Los lazos entre los vecinos se remontan a 1822, tan solo un año después de la consumación de la independencia mexicana. A pesar de las tensiones del siglo XIX, marcadas por conflictos territoriales, el siglo XX representó un giro radical en la relación bilateral. La vecindad geográfica, con más de 3,000 kilómetros de frontera compartida, ha obligado a ambos países a pensar en el largo plazo y construir una relación institucional sólida que ha resistido los embates de las diferencias coyunturales.
Durante la Segunda Guerra Mundial, el programa de los braceros marcó un antes y un después en la migración mexicana hacia el EE.UU. que, ante la escasez de mano de obra derivada del envío de soldados a Europa, extendió visas temporales a trabajadores de la nación azteca para ocupar puestos en el sector agropecuario y manufacturero. Este fenómeno no solo dio origen a los flujos migratorios modernos, sino que impulsó la industrialización de México, dando paso a la etapa conocida como «el milagro mexicano», recordó el diario El Cronista.
La década de 1990 trajo consigo un nuevo capítulo en la integración económica. En 1994, México, Estados Unidos y Canadá firmaron el Tratado de Libre Comercio de América del Norte (TLCAN), que sentó las bases para el actual T-MEC.que consolidó a Norteamérica como una de las regiones económicas más dinámicas del planeta, con México posicionándose como el principal exportador de bienes hacia Estados Unidos, mientras que la Unión Americana se mantiene como el principal origen de la Inversión Extranjera Directa que recibe el país latinoamericano.
Las cadenas de suministro, la manufactura avanzada y el fenómeno del nearshoring— han fortalecido esta integración, generando nuevas oportunidades para empresas e inversionistas en ambos lados de la frontera.
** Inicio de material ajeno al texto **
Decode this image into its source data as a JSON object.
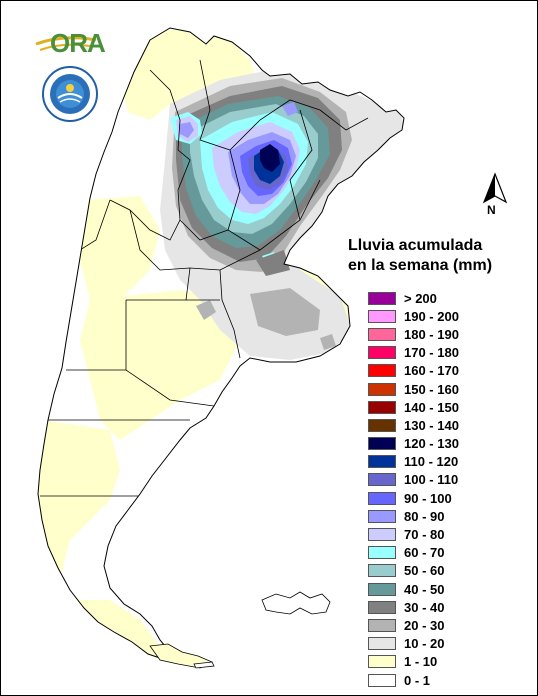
{
  "logo": {
    "text": "ORA",
    "seal_name": "servicio-meteorologico-seal"
  },
  "north_arrow": {
    "label": "N"
  },
  "legend": {
    "title_line1": "Lluvia acumulada",
    "title_line2": "en la semana (mm)",
    "items": [
      {
        "label": "> 200",
        "color": "#990099"
      },
      {
        "label": "190 - 200",
        "color": "#ff99ff"
      },
      {
        "label": "180 - 190",
        "color": "#ff6699"
      },
      {
        "label": "170 - 180",
        "color": "#ff0066"
      },
      {
        "label": "160 - 170",
        "color": "#ff0000"
      },
      {
        "label": "150 - 160",
        "color": "#cc3300"
      },
      {
        "label": "140 - 150",
        "color": "#990000"
      },
      {
        "label": "130 - 140",
        "color": "#663300"
      },
      {
        "label": "120 - 130",
        "color": "#000055"
      },
      {
        "label": "110 - 120",
        "color": "#003399"
      },
      {
        "label": "100 - 110",
        "color": "#6666cc"
      },
      {
        "label": "90 - 100",
        "color": "#6666ff"
      },
      {
        "label": "80 - 90",
        "color": "#9999ff"
      },
      {
        "label": "70 - 80",
        "color": "#ccccff"
      },
      {
        "label": "60 - 70",
        "color": "#99ffff"
      },
      {
        "label": "50 - 60",
        "color": "#99cccc"
      },
      {
        "label": "40 - 50",
        "color": "#669999"
      },
      {
        "label": "30 - 40",
        "color": "#808080"
      },
      {
        "label": "20 - 30",
        "color": "#b3b3b3"
      },
      {
        "label": "10 - 20",
        "color": "#e6e6e6"
      },
      {
        "label": "1 - 10",
        "color": "#ffffcc"
      },
      {
        "label": "0 - 1",
        "color": "#ffffff"
      }
    ]
  }
}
Juan Carlos Eguiarte, Country Manager de la firma BAI Capital en México, destacó que «hoy observamos empresarios y familias mexicanas que no buscan sustituir una economía por otra, sino diversificar sus estructuras patrimoniales y participar en mercados con profundidad financiera, reglas claras y activos con fundamentos de largo plazo».
Más allá del comercio: una relación multidimensional
Estados como Texas, California y Florida mantienen una estrecha relación económica con México, particularmente en industrias como manufactura avanzada, automotriz, tecnología, logística e inversiones inmobiliarias. Esta infraestructura física y comercial ha permitido que empresas mexicanas y estadounidenses operen cada vez más bajo una lógica regional, donde la competitividad depende de la integración y no del aislamiento.
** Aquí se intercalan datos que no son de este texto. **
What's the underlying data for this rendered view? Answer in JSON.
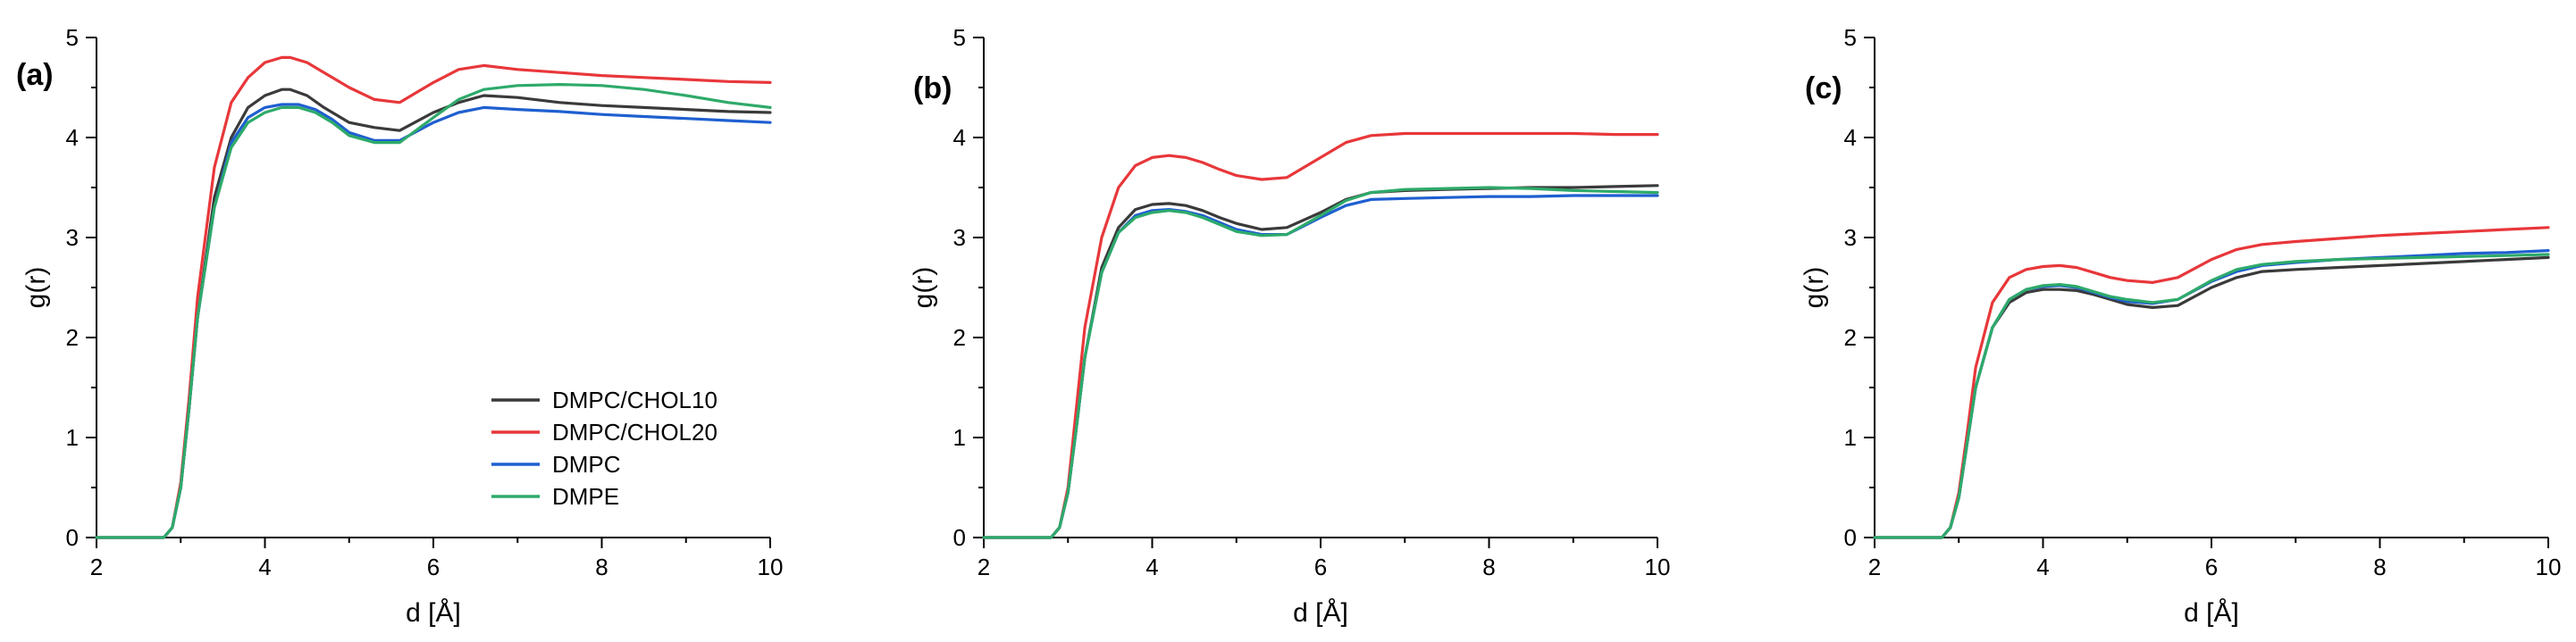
{
  "chart_data": [
    {
      "type": "line",
      "panel_label": "(a)",
      "xlabel": "d [Å]",
      "ylabel": "g(r)",
      "xlim": [
        2,
        10
      ],
      "ylim": [
        0,
        5
      ],
      "xticks": [
        "2",
        "4",
        "6",
        "8",
        "10"
      ],
      "yticks": [
        "0",
        "1",
        "2",
        "3",
        "4",
        "5"
      ],
      "grid": false,
      "legend": "bottom-right",
      "series": [
        {
          "name": "DMPC/CHOL10",
          "color": "#3a3a3a",
          "x": [
            2.0,
            2.8,
            2.9,
            3.0,
            3.1,
            3.2,
            3.4,
            3.6,
            3.8,
            4.0,
            4.2,
            4.3,
            4.5,
            4.7,
            5.0,
            5.3,
            5.6,
            6.0,
            6.3,
            6.6,
            7.0,
            7.5,
            8.0,
            8.5,
            9.0,
            9.5,
            10.0
          ],
          "y": [
            0.0,
            0.0,
            0.1,
            0.5,
            1.3,
            2.2,
            3.4,
            4.0,
            4.3,
            4.42,
            4.48,
            4.48,
            4.42,
            4.3,
            4.15,
            4.1,
            4.07,
            4.25,
            4.35,
            4.42,
            4.4,
            4.35,
            4.32,
            4.3,
            4.28,
            4.26,
            4.25
          ]
        },
        {
          "name": "DMPC/CHOL20",
          "color": "#e8373a",
          "x": [
            2.0,
            2.8,
            2.9,
            3.0,
            3.1,
            3.2,
            3.4,
            3.6,
            3.8,
            4.0,
            4.2,
            4.3,
            4.5,
            4.7,
            5.0,
            5.3,
            5.6,
            6.0,
            6.3,
            6.6,
            7.0,
            7.5,
            8.0,
            8.5,
            9.0,
            9.5,
            10.0
          ],
          "y": [
            0.0,
            0.0,
            0.1,
            0.55,
            1.4,
            2.4,
            3.7,
            4.35,
            4.6,
            4.75,
            4.8,
            4.8,
            4.75,
            4.65,
            4.5,
            4.38,
            4.35,
            4.55,
            4.68,
            4.72,
            4.68,
            4.65,
            4.62,
            4.6,
            4.58,
            4.56,
            4.55
          ]
        },
        {
          "name": "DMPC",
          "color": "#1f5fd0",
          "x": [
            2.0,
            2.8,
            2.9,
            3.0,
            3.1,
            3.2,
            3.4,
            3.6,
            3.8,
            4.0,
            4.2,
            4.4,
            4.6,
            4.8,
            5.0,
            5.3,
            5.6,
            6.0,
            6.3,
            6.6,
            7.0,
            7.5,
            8.0,
            8.5,
            9.0,
            9.5,
            10.0
          ],
          "y": [
            0.0,
            0.0,
            0.1,
            0.5,
            1.3,
            2.2,
            3.3,
            3.95,
            4.2,
            4.3,
            4.33,
            4.33,
            4.28,
            4.18,
            4.05,
            3.97,
            3.97,
            4.15,
            4.25,
            4.3,
            4.28,
            4.26,
            4.23,
            4.21,
            4.19,
            4.17,
            4.15
          ]
        },
        {
          "name": "DMPE",
          "color": "#2eaa6a",
          "x": [
            2.0,
            2.8,
            2.9,
            3.0,
            3.1,
            3.2,
            3.4,
            3.6,
            3.8,
            4.0,
            4.2,
            4.4,
            4.6,
            4.8,
            5.0,
            5.3,
            5.6,
            6.0,
            6.3,
            6.6,
            7.0,
            7.5,
            8.0,
            8.5,
            9.0,
            9.5,
            10.0
          ],
          "y": [
            0.0,
            0.0,
            0.1,
            0.5,
            1.3,
            2.2,
            3.3,
            3.9,
            4.15,
            4.25,
            4.3,
            4.3,
            4.25,
            4.15,
            4.02,
            3.95,
            3.95,
            4.2,
            4.38,
            4.48,
            4.52,
            4.53,
            4.52,
            4.48,
            4.42,
            4.35,
            4.3
          ]
        }
      ]
    },
    {
      "type": "line",
      "panel_label": "(b)",
      "xlabel": "d [Å]",
      "ylabel": "g(r)",
      "xlim": [
        2,
        10
      ],
      "ylim": [
        0,
        5
      ],
      "xticks": [
        "2",
        "4",
        "6",
        "8",
        "10"
      ],
      "yticks": [
        "0",
        "1",
        "2",
        "3",
        "4",
        "5"
      ],
      "grid": false,
      "series": [
        {
          "name": "DMPC/CHOL10",
          "color": "#3a3a3a",
          "x": [
            2.0,
            2.8,
            2.9,
            3.0,
            3.1,
            3.2,
            3.4,
            3.6,
            3.8,
            4.0,
            4.2,
            4.4,
            4.6,
            4.8,
            5.0,
            5.3,
            5.6,
            6.0,
            6.3,
            6.6,
            7.0,
            7.5,
            8.0,
            8.5,
            9.0,
            9.5,
            10.0
          ],
          "y": [
            0.0,
            0.0,
            0.1,
            0.45,
            1.1,
            1.8,
            2.7,
            3.1,
            3.28,
            3.33,
            3.34,
            3.32,
            3.27,
            3.2,
            3.14,
            3.08,
            3.1,
            3.25,
            3.38,
            3.45,
            3.47,
            3.48,
            3.49,
            3.5,
            3.5,
            3.51,
            3.52
          ]
        },
        {
          "name": "DMPC/CHOL20",
          "color": "#e8373a",
          "x": [
            2.0,
            2.8,
            2.9,
            3.0,
            3.1,
            3.2,
            3.4,
            3.6,
            3.8,
            4.0,
            4.2,
            4.4,
            4.6,
            4.8,
            5.0,
            5.3,
            5.6,
            6.0,
            6.3,
            6.6,
            7.0,
            7.5,
            8.0,
            8.5,
            9.0,
            9.5,
            10.0
          ],
          "y": [
            0.0,
            0.0,
            0.1,
            0.5,
            1.3,
            2.1,
            3.0,
            3.5,
            3.72,
            3.8,
            3.82,
            3.8,
            3.75,
            3.68,
            3.62,
            3.58,
            3.6,
            3.8,
            3.95,
            4.02,
            4.04,
            4.04,
            4.04,
            4.04,
            4.04,
            4.03,
            4.03
          ]
        },
        {
          "name": "DMPC",
          "color": "#1f5fd0",
          "x": [
            2.0,
            2.8,
            2.9,
            3.0,
            3.1,
            3.2,
            3.4,
            3.6,
            3.8,
            4.0,
            4.2,
            4.4,
            4.6,
            4.8,
            5.0,
            5.3,
            5.6,
            6.0,
            6.3,
            6.6,
            7.0,
            7.5,
            8.0,
            8.5,
            9.0,
            9.5,
            10.0
          ],
          "y": [
            0.0,
            0.0,
            0.1,
            0.45,
            1.1,
            1.8,
            2.65,
            3.05,
            3.22,
            3.27,
            3.28,
            3.26,
            3.22,
            3.15,
            3.08,
            3.03,
            3.03,
            3.2,
            3.32,
            3.38,
            3.39,
            3.4,
            3.41,
            3.41,
            3.42,
            3.42,
            3.42
          ]
        },
        {
          "name": "DMPE",
          "color": "#2eaa6a",
          "x": [
            2.0,
            2.8,
            2.9,
            3.0,
            3.1,
            3.2,
            3.4,
            3.6,
            3.8,
            4.0,
            4.2,
            4.4,
            4.6,
            4.8,
            5.0,
            5.3,
            5.6,
            6.0,
            6.3,
            6.6,
            7.0,
            7.5,
            8.0,
            8.5,
            9.0,
            9.5,
            10.0
          ],
          "y": [
            0.0,
            0.0,
            0.1,
            0.45,
            1.1,
            1.8,
            2.65,
            3.05,
            3.2,
            3.25,
            3.27,
            3.25,
            3.2,
            3.13,
            3.06,
            3.02,
            3.03,
            3.22,
            3.37,
            3.45,
            3.48,
            3.49,
            3.5,
            3.49,
            3.47,
            3.46,
            3.45
          ]
        }
      ]
    },
    {
      "type": "line",
      "panel_label": "(c)",
      "xlabel": "d [Å]",
      "ylabel": "g(r)",
      "xlim": [
        2,
        10
      ],
      "ylim": [
        0,
        5
      ],
      "xticks": [
        "2",
        "4",
        "6",
        "8",
        "10"
      ],
      "yticks": [
        "0",
        "1",
        "2",
        "3",
        "4",
        "5"
      ],
      "grid": false,
      "series": [
        {
          "name": "DMPC/CHOL10",
          "color": "#3a3a3a",
          "x": [
            2.0,
            2.8,
            2.9,
            3.0,
            3.1,
            3.2,
            3.4,
            3.6,
            3.8,
            4.0,
            4.2,
            4.4,
            4.6,
            4.8,
            5.0,
            5.3,
            5.6,
            6.0,
            6.3,
            6.6,
            7.0,
            7.5,
            8.0,
            8.5,
            9.0,
            9.5,
            10.0
          ],
          "y": [
            0.0,
            0.0,
            0.1,
            0.4,
            0.95,
            1.5,
            2.1,
            2.35,
            2.45,
            2.48,
            2.48,
            2.47,
            2.43,
            2.38,
            2.33,
            2.3,
            2.32,
            2.5,
            2.6,
            2.66,
            2.68,
            2.7,
            2.72,
            2.74,
            2.76,
            2.78,
            2.8
          ]
        },
        {
          "name": "DMPC/CHOL20",
          "color": "#e8373a",
          "x": [
            2.0,
            2.8,
            2.9,
            3.0,
            3.1,
            3.2,
            3.4,
            3.6,
            3.8,
            4.0,
            4.2,
            4.4,
            4.6,
            4.8,
            5.0,
            5.3,
            5.6,
            6.0,
            6.3,
            6.6,
            7.0,
            7.5,
            8.0,
            8.5,
            9.0,
            9.5,
            10.0
          ],
          "y": [
            0.0,
            0.0,
            0.1,
            0.45,
            1.05,
            1.7,
            2.35,
            2.6,
            2.68,
            2.71,
            2.72,
            2.7,
            2.65,
            2.6,
            2.57,
            2.55,
            2.6,
            2.78,
            2.88,
            2.93,
            2.96,
            2.99,
            3.02,
            3.04,
            3.06,
            3.08,
            3.1
          ]
        },
        {
          "name": "DMPC",
          "color": "#1f5fd0",
          "x": [
            2.0,
            2.8,
            2.9,
            3.0,
            3.1,
            3.2,
            3.4,
            3.6,
            3.8,
            4.0,
            4.2,
            4.4,
            4.6,
            4.8,
            5.0,
            5.3,
            5.6,
            6.0,
            6.3,
            6.6,
            7.0,
            7.5,
            8.0,
            8.5,
            9.0,
            9.5,
            10.0
          ],
          "y": [
            0.0,
            0.0,
            0.1,
            0.4,
            0.95,
            1.5,
            2.1,
            2.38,
            2.48,
            2.51,
            2.52,
            2.5,
            2.45,
            2.4,
            2.36,
            2.34,
            2.38,
            2.56,
            2.66,
            2.72,
            2.75,
            2.78,
            2.8,
            2.82,
            2.84,
            2.85,
            2.87
          ]
        },
        {
          "name": "DMPE",
          "color": "#2eaa6a",
          "x": [
            2.0,
            2.8,
            2.9,
            3.0,
            3.1,
            3.2,
            3.4,
            3.6,
            3.8,
            4.0,
            4.2,
            4.4,
            4.6,
            4.8,
            5.0,
            5.3,
            5.6,
            6.0,
            6.3,
            6.6,
            7.0,
            7.5,
            8.0,
            8.5,
            9.0,
            9.5,
            10.0
          ],
          "y": [
            0.0,
            0.0,
            0.1,
            0.4,
            0.95,
            1.5,
            2.1,
            2.38,
            2.48,
            2.52,
            2.53,
            2.51,
            2.46,
            2.41,
            2.38,
            2.35,
            2.38,
            2.57,
            2.68,
            2.73,
            2.76,
            2.78,
            2.79,
            2.8,
            2.81,
            2.82,
            2.83
          ]
        }
      ]
    }
  ]
}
El factor migratorio sigue siendo un elemento central en esta relación. Estados Unidos alberga una de las comunidades mexicanas más importantes del mundo, integrada por profesionales, empresarios, académicos y familias que participan activamente en sectores estratégicos de la economía estadounidense. La movilidad entre ambos países ha evolucionado significativamente, y crece el interés por estructuras patrimoniales internacionales y vehículos de inversión regulados, como el programa federal de la Visa EB-5, con más de tres décadas de vigencia.
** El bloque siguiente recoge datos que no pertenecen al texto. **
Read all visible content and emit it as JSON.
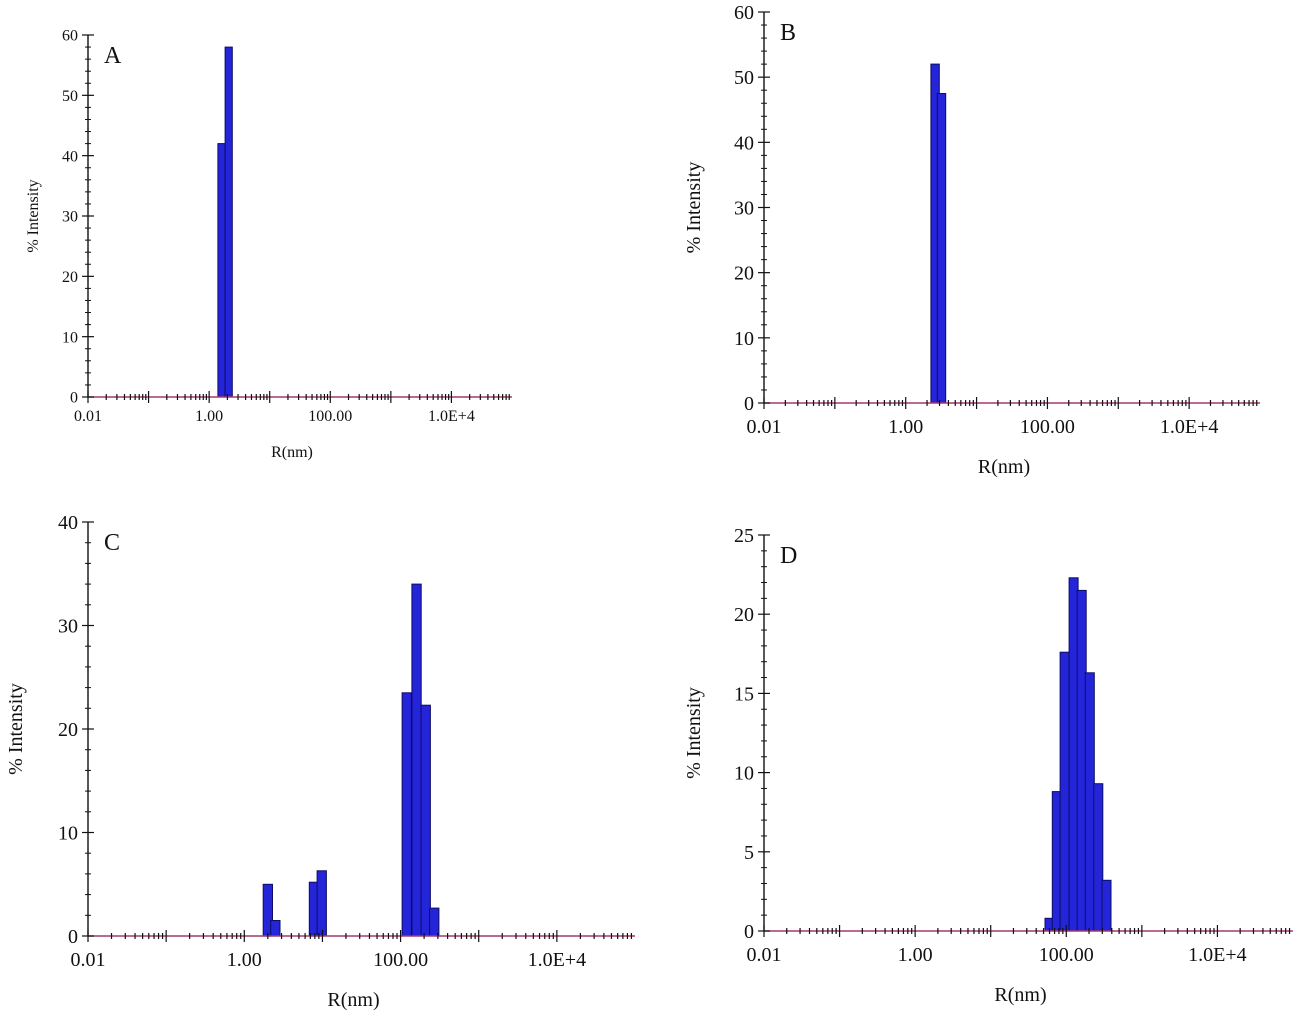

El intercambio cultural y gastronómico genera un turismo binacional que fortalece los lazos entre ambas naciones. México se ha convertido en uno de los destinos preferidos para ciudadanos estadounidenses que buscan desarrollar actividades profesionales, empresariales o de retiro, mientras que numerosas empresas mexicanas expanden sus operaciones y presencia en Estados Unidos. Esta interacción constante ha dado lugar a una relación cada vez más sofisticada, donde la cultura, el capital y las personas se mueven con mayor naturalidad entre ambos países, señaló El Cronista.
En este contexto de aniversario bicentenario, la relación México-Estados Unidos se encuentra en una etapa de madurez muy distinta a la de décadas anteriores. El sueño americano, durante 250 años, ha sido construido también por manos, talento e inversión mexicana, demostrando que el futuro de ambas naciones está inexorablemente ligado a la cooperación.